AI 'Thinking' Illusion: Apple's Research

New artificial intelligence research from Apple indicates that AI reasoning models might not be as intelligent as believed. A paper released just before Apple's WWDC event reveals that large reasoning models (LRMs), including OpenAI o1 and o3, DeepSeek R1, Claude 3.7 Sonnet Thinking, and Google Gemini Flash Thinking, falter when confronted with increasingly difficult problems.

The research, conducted by the same team that previously identified reasoning flaws in LLMs, suggests limitations in reasoning model intelligence.
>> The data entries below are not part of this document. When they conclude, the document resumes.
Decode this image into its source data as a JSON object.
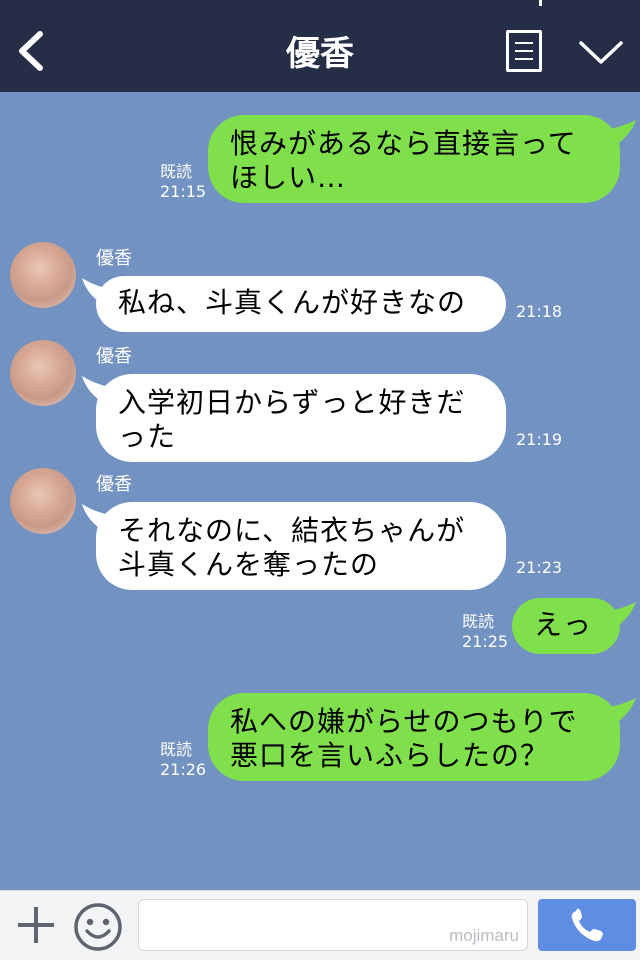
{
  "header": {
    "title": "優香",
    "back_icon": "chevron-left-icon",
    "menu_icon": "menu-icon",
    "collapse_icon": "chevron-down-icon",
    "bg_color": "#262e47"
  },
  "chat": {
    "bg_color": "#7292c1",
    "outgoing_color": "#80e04c",
    "incoming_color": "#ffffff",
    "messages": [
      {
        "dir": "out",
        "lines": [
          "恨みがあるなら直接言って",
          "ほしい…"
        ],
        "read": "既読",
        "time": "21:15"
      },
      {
        "dir": "in",
        "sender": "優香",
        "lines": [
          "私ね、斗真くんが好きなの"
        ],
        "time": "21:18"
      },
      {
        "dir": "in",
        "sender": "優香",
        "lines": [
          "入学初日からずっと好きだ",
          "った"
        ],
        "time": "21:19"
      },
      {
        "dir": "in",
        "sender": "優香",
        "lines": [
          "それなのに、結衣ちゃんが",
          "斗真くんを奪ったの"
        ],
        "time": "21:23"
      },
      {
        "dir": "out",
        "lines": [
          "えっ"
        ],
        "read": "既読",
        "time": "21:25"
      },
      {
        "dir": "out",
        "lines": [
          "私への嫌がらせのつもりで",
          "悪口を言いふらしたの？"
        ],
        "read": "既読",
        "time": "21:26"
      }
    ]
  },
  "input_bar": {
    "plus_icon": "plus-icon",
    "emoji_icon": "smile-icon",
    "watermark": "mojimaru",
    "call_icon": "phone-icon",
    "call_color": "#5f8de3"
  }
}
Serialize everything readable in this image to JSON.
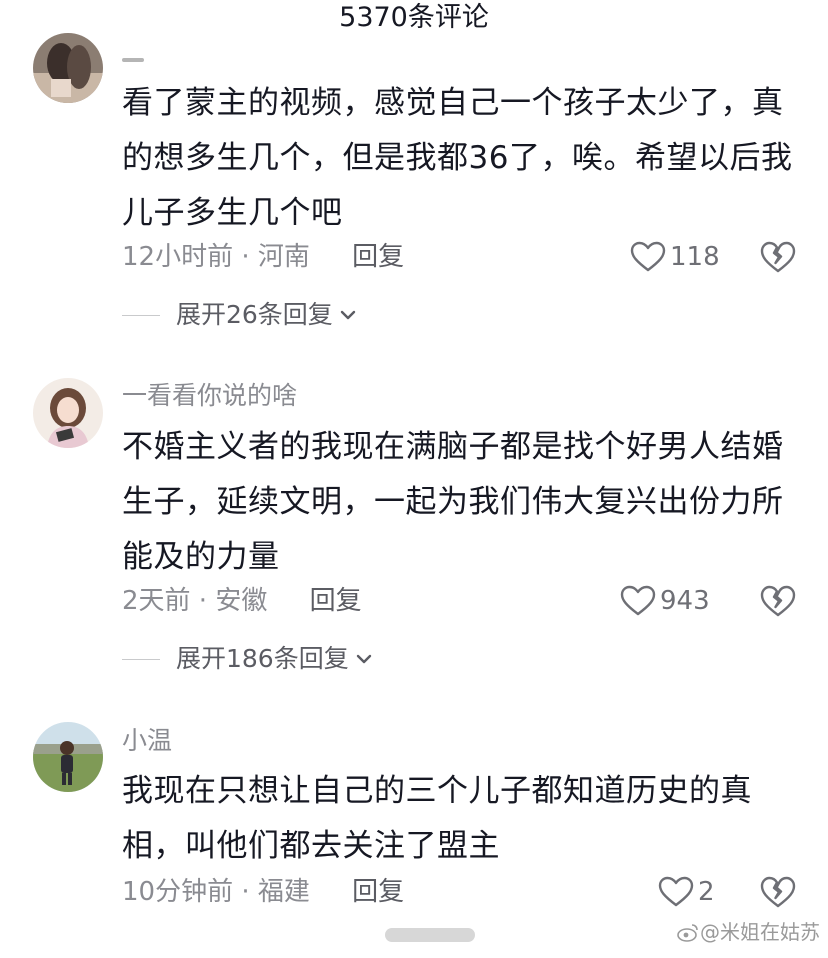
{
  "header": {
    "title": "5370条评论"
  },
  "comments": [
    {
      "username": "",
      "text": "看了蒙主的视频，感觉自己一个孩子太少了，真的想多生几个，但是我都36了，唉。希望以后我儿子多生几个吧",
      "time_location": "12小时前 · 河南",
      "reply_label": "回复",
      "likes": "118",
      "expand_label": "展开26条回复"
    },
    {
      "username": "一看看你说的啥",
      "text": "不婚主义者的我现在满脑子都是找个好男人结婚生子，延续文明，一起为我们伟大复兴出份力所能及的力量",
      "time_location": "2天前 · 安徽",
      "reply_label": "回复",
      "likes": "943",
      "expand_label": "展开186条回复"
    },
    {
      "username": "小温",
      "text": "我现在只想让自己的三个儿子都知道历史的真相，叫他们都去关注了盟主",
      "time_location": "10分钟前 · 福建",
      "reply_label": "回复",
      "likes": "2"
    }
  ],
  "watermark": {
    "text": "@米姐在姑苏"
  },
  "icons": [
    "heart-icon",
    "broken-heart-icon",
    "chevron-down-icon",
    "weibo-icon"
  ],
  "colors": {
    "text": "#161823",
    "meta": "#8a8b91",
    "icon": "#6e6f75"
  }
}
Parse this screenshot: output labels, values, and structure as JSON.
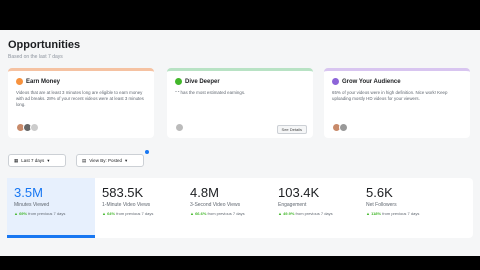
{
  "header": {
    "title": "Opportunities",
    "subtitle": "Based on the last 7 days"
  },
  "cards": [
    {
      "title": "Earn Money",
      "icon": "dollar-icon",
      "color": "#f7923e",
      "body": "Videos that are at least 3 minutes long are eligible to earn money with ad breaks. 28% of your recent videos were at least 3 minutes long."
    },
    {
      "title": "Dive Deeper",
      "icon": "chart-icon",
      "color": "#42b72a",
      "body": "\"                                    \" has the most estimated earnings.",
      "button": "See Details"
    },
    {
      "title": "Grow Your Audience",
      "icon": "people-icon",
      "color": "#8c64d8",
      "body": "65% of your videos were in high definition. Nice work! Keep uploading mostly HD videos for your viewers."
    }
  ],
  "filters": {
    "date": "Last 7 days",
    "view": "View By: Posted"
  },
  "metrics": [
    {
      "value": "3.5M",
      "label": "Minutes Viewed",
      "change": "▲ 69%",
      "suffix": " from previous 7 days"
    },
    {
      "value": "583.5K",
      "label": "1-Minute Video Views",
      "change": "▲ 64%",
      "suffix": " from previous 7 days"
    },
    {
      "value": "4.8M",
      "label": "3-Second Video Views",
      "change": "▲ 66.6%",
      "suffix": " from previous 7 days"
    },
    {
      "value": "103.4K",
      "label": "Engagement",
      "change": "▲ 49.9%",
      "suffix": " from previous 7 days"
    },
    {
      "value": "5.6K",
      "label": "Net Followers",
      "change": "▲ 118%",
      "suffix": " from previous 7 days"
    }
  ]
}
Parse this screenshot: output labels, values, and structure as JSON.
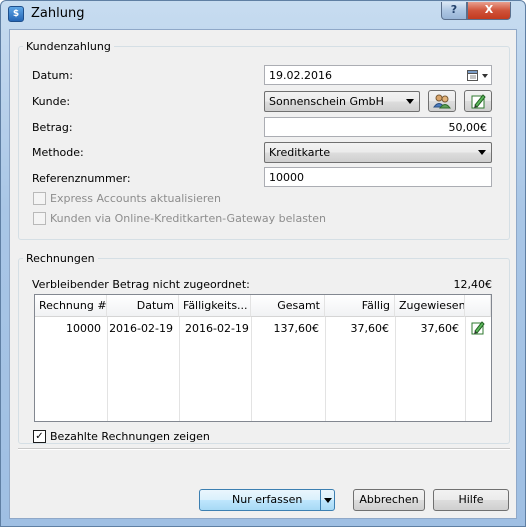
{
  "window": {
    "title": "Zahlung",
    "help_glyph": "?",
    "close_glyph": "X",
    "app_icon_glyph": "$"
  },
  "payment": {
    "legend": "Kundenzahlung",
    "date_label": "Datum:",
    "date_value": "19.02.2016",
    "customer_label": "Kunde:",
    "customer_value": "Sonnenschein GmbH",
    "amount_label": "Betrag:",
    "amount_value": "50,00€",
    "method_label": "Methode:",
    "method_value": "Kreditkarte",
    "reference_label": "Referenznummer:",
    "reference_value": "10000",
    "express_label": "Express Accounts aktualisieren",
    "gateway_label": "Kunden via Online-Kreditkarten-Gateway belasten",
    "express_checked": false,
    "gateway_checked": false
  },
  "invoices": {
    "legend": "Rechnungen",
    "unassigned_label": "Verbleibender Betrag nicht zugeordnet:",
    "unassigned_value": "12,40€",
    "columns": [
      "Rechnung #",
      "Datum",
      "Fälligkeits...",
      "Gesamt",
      "Fällig",
      "Zugewiesen"
    ],
    "rows": [
      {
        "number": "10000",
        "date": "2016-02-19",
        "due_date": "2016-02-19",
        "total": "137,60€",
        "due": "37,60€",
        "assigned": "37,60€"
      }
    ],
    "show_paid_label": "Bezahlte Rechnungen zeigen",
    "show_paid_checked": true
  },
  "buttons": {
    "record": "Nur erfassen",
    "cancel": "Abbrechen",
    "help": "Hilfe"
  },
  "icons": [
    "calendar-icon",
    "customers-icon",
    "edit-icon",
    "dropdown-arrow-icon",
    "checkmark-icon"
  ],
  "colors": {
    "title_gradient": "#a9c6e6",
    "close_red": "#c23a1f",
    "default_button": "#bee6fd"
  }
}
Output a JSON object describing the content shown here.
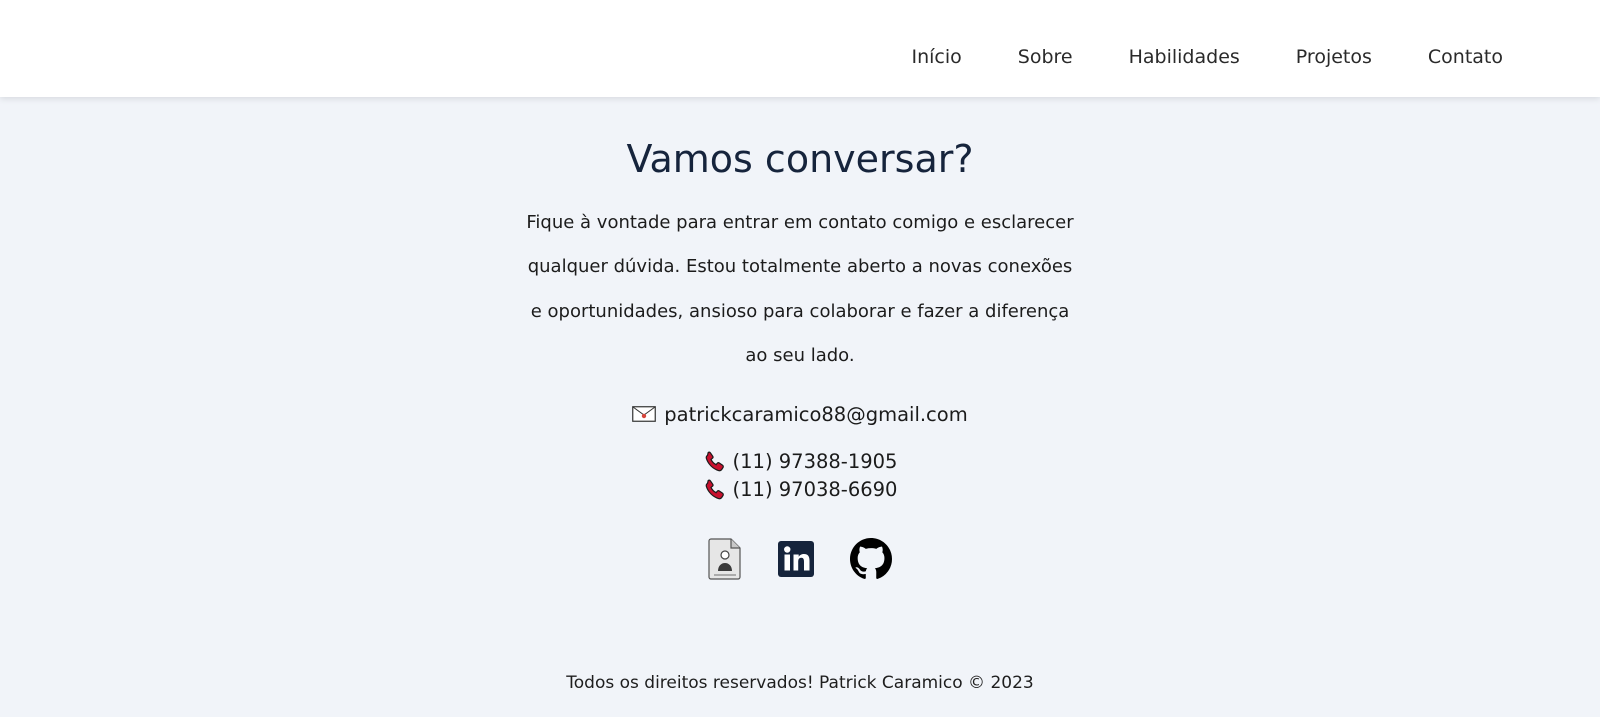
{
  "nav": {
    "items": [
      {
        "label": "Início"
      },
      {
        "label": "Sobre"
      },
      {
        "label": "Habilidades"
      },
      {
        "label": "Projetos"
      },
      {
        "label": "Contato"
      }
    ]
  },
  "contact": {
    "title": "Vamos conversar?",
    "lead": "Fique à vontade para entrar em contato comigo e esclarecer qualquer dúvida. Estou totalmente aberto a novas conexões e oportunidades, ansioso para colaborar e fazer a diferença ao seu lado.",
    "email": "patrickcaramico88@gmail.com",
    "email_icon": "envelope-icon",
    "phone_icon": "telephone-receiver-icon",
    "phones": [
      "(11) 97388-1905",
      "(11) 97038-6690"
    ],
    "socials": [
      {
        "icon": "resume-document-icon"
      },
      {
        "icon": "linkedin-icon"
      },
      {
        "icon": "github-icon"
      }
    ]
  },
  "footer": {
    "text": "Todos os direitos reservados! Patrick Caramico © 2023"
  },
  "colors": {
    "background": "#f1f4f9",
    "navbar": "#ffffff",
    "title": "#16243c",
    "linkedin": "#16243c",
    "phone_icon": "#c8102e"
  }
}
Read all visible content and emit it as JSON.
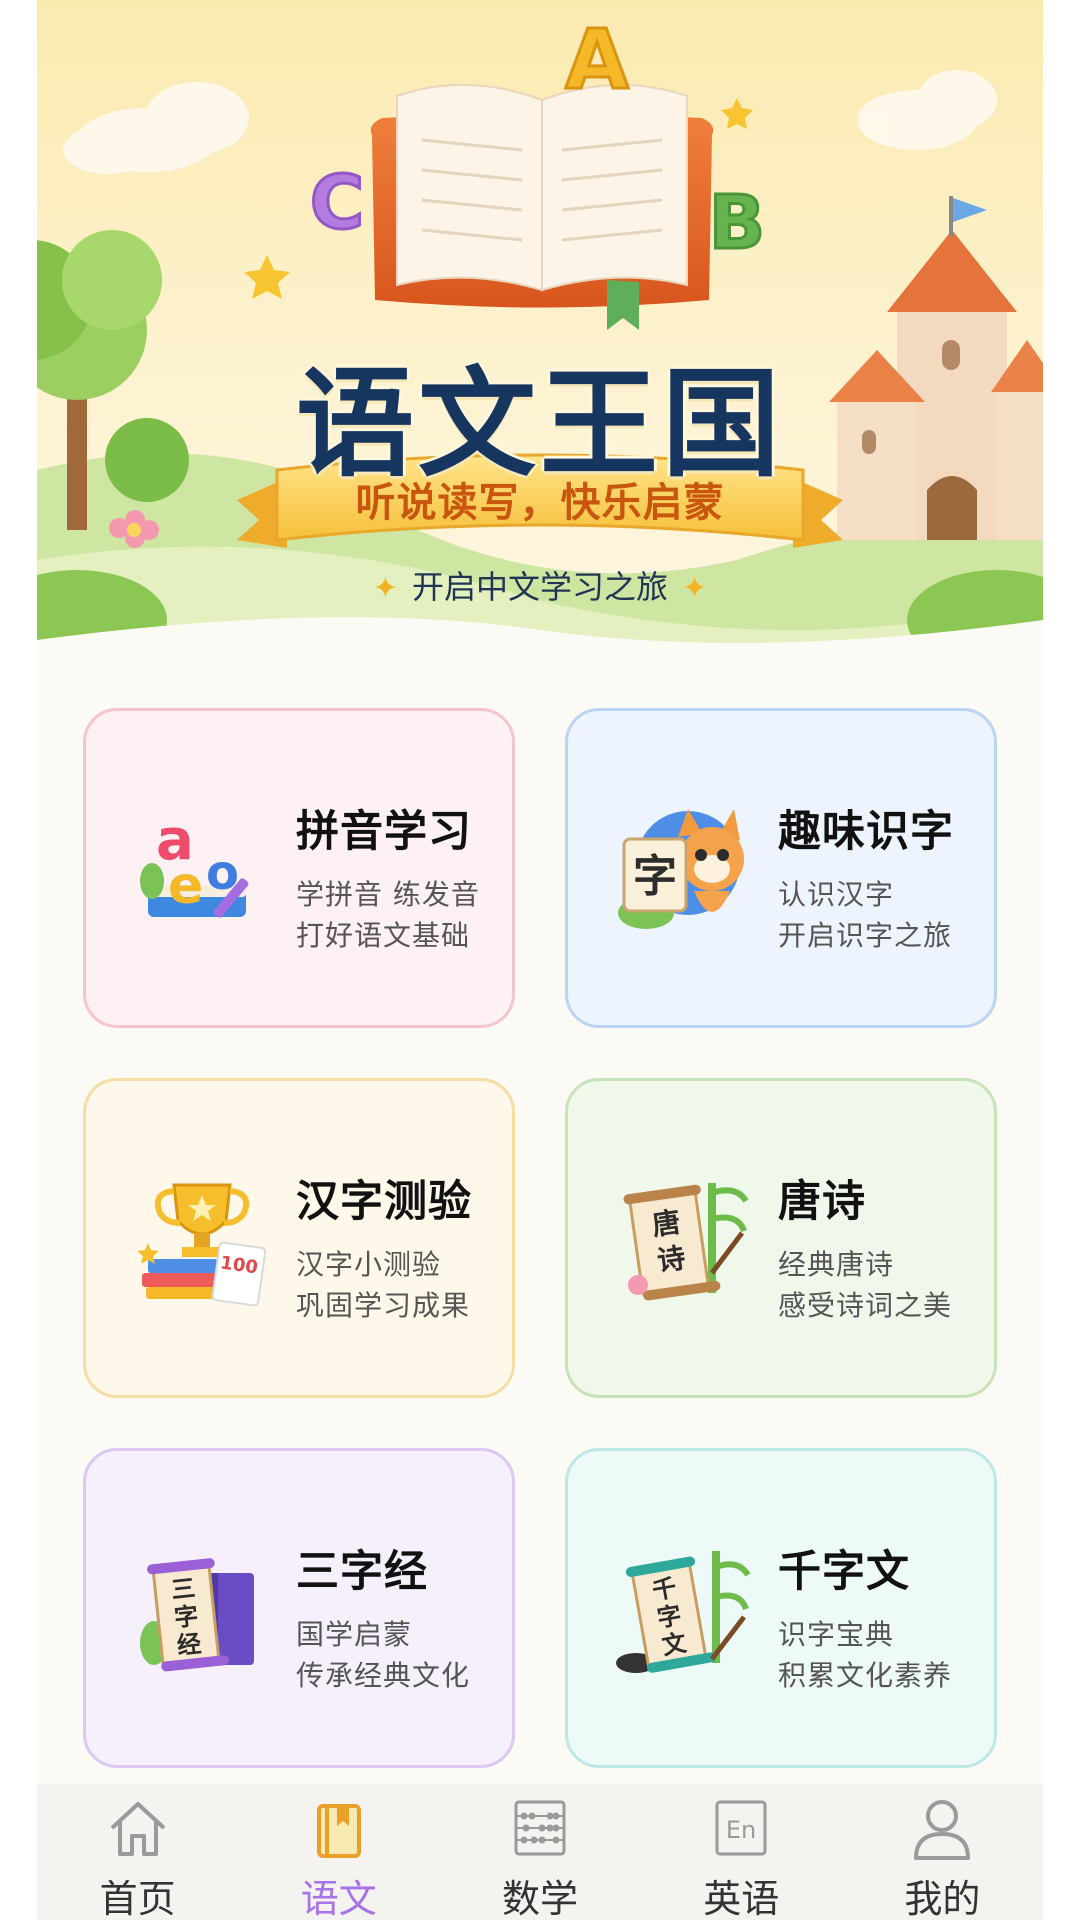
{
  "hero": {
    "title": "语文王国",
    "ribbon": "听说读写，快乐启蒙",
    "subtitle": "开启中文学习之旅",
    "letters": [
      "A",
      "B",
      "C"
    ]
  },
  "cards": [
    {
      "title": "拼音学习",
      "line1": "学拼音 练发音",
      "line2": "打好语文基础",
      "icon": "pinyin-letters-icon",
      "letters": [
        "a",
        "e",
        "o"
      ]
    },
    {
      "title": "趣味识字",
      "line1": "认识汉字",
      "line2": "开启识字之旅",
      "icon": "cat-character-icon",
      "char": "字"
    },
    {
      "title": "汉字测验",
      "line1": "汉字小测验",
      "line2": "巩固学习成果",
      "icon": "trophy-icon",
      "score": "100"
    },
    {
      "title": "唐诗",
      "line1": "经典唐诗",
      "line2": "感受诗词之美",
      "icon": "tang-scroll-icon",
      "chars": [
        "唐",
        "诗"
      ]
    },
    {
      "title": "三字经",
      "line1": "国学启蒙",
      "line2": "传承经典文化",
      "icon": "sanzijing-scroll-icon",
      "chars": [
        "三",
        "字",
        "经"
      ]
    },
    {
      "title": "千字文",
      "line1": "识字宝典",
      "line2": "积累文化素养",
      "icon": "qianziwen-scroll-icon",
      "chars": [
        "千",
        "字",
        "文"
      ]
    }
  ],
  "nav": {
    "items": [
      {
        "label": "首页",
        "icon": "home-icon"
      },
      {
        "label": "语文",
        "icon": "book-icon",
        "active": true
      },
      {
        "label": "数学",
        "icon": "abacus-icon"
      },
      {
        "label": "英语",
        "icon": "english-icon",
        "icon_text": "En"
      },
      {
        "label": "我的",
        "icon": "profile-icon"
      }
    ]
  },
  "colors": {
    "title": "#17365f",
    "ribbon_text": "#c8560e",
    "nav_active": "#a872e8",
    "nav_inactive": "#9a9a9a"
  }
}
While LRMs outperformed LLMs on moderately difficult puzzles, they performed worse on simpler ones. Apple's research demonstrated that these models would give up prematurely when faced with complex puzzles, exhibiting what researchers termed "The Illusion of Thinking," especially in complex problems beyond math and coding.

Apple has been cautious in developing large language models and integrating AI into its devices. The company's introduction of Apple Intelligence AI features has been considered somewhat underwhelming, and this research could explain Apple's hesitation to fully embrace AI, unlike Google and Samsung, which have heavily incorporated AI into their devices.

Logic Puzzles and Model Failure

The reasoning models, or LRMs, were evaluated using classic logic puzzles like the Tower of Hanoi, which involves moving a stack of discs from one peg to another without placing a larger disc on a smaller one. Other puzzles included moving checkers, solving the river-crossing problem, and stacking blocks in specific arrangements. These puzzles are commonly used to assess human reasoning and problem-solving skills.

Researchers discovered that LRMs begin to fail after a certain level of complexity is reached. According to the research, all reasoning models display a similar pattern: as problem complexity increases, accuracy declines until it reaches zero beyond a certain threshold. The results showed that Claude 3.7 Sonnet + thinking and DeepSeek R1 start to fail when a fifth disc is added to the Tower of Hanoi puzzle. Applying more computing power to the LRMs did not prevent them from failing at more complex puzzles.

Reasoning Effort and Accuracy

The research also revealed that reasoning models initially increase their thinking tokens as complexity grows, but they eventually give up. The paper indicated that as models approach a critical threshold, they reduce their reasoning effort despite the increasing difficulty of the problem. Even when the LRMs were provided with the answers, their accuracy did not improve.

Despite these findings, it's important to consider them within the context of other LLM research. While LLMs have weaknesses, they also have uses for tasks like coding and writing. Gary Marcus noted that humans also have limits similar to those discovered by the Apple team. The Apple paper indicates that LLMs are not a replacement for well-specified conventional algorithms.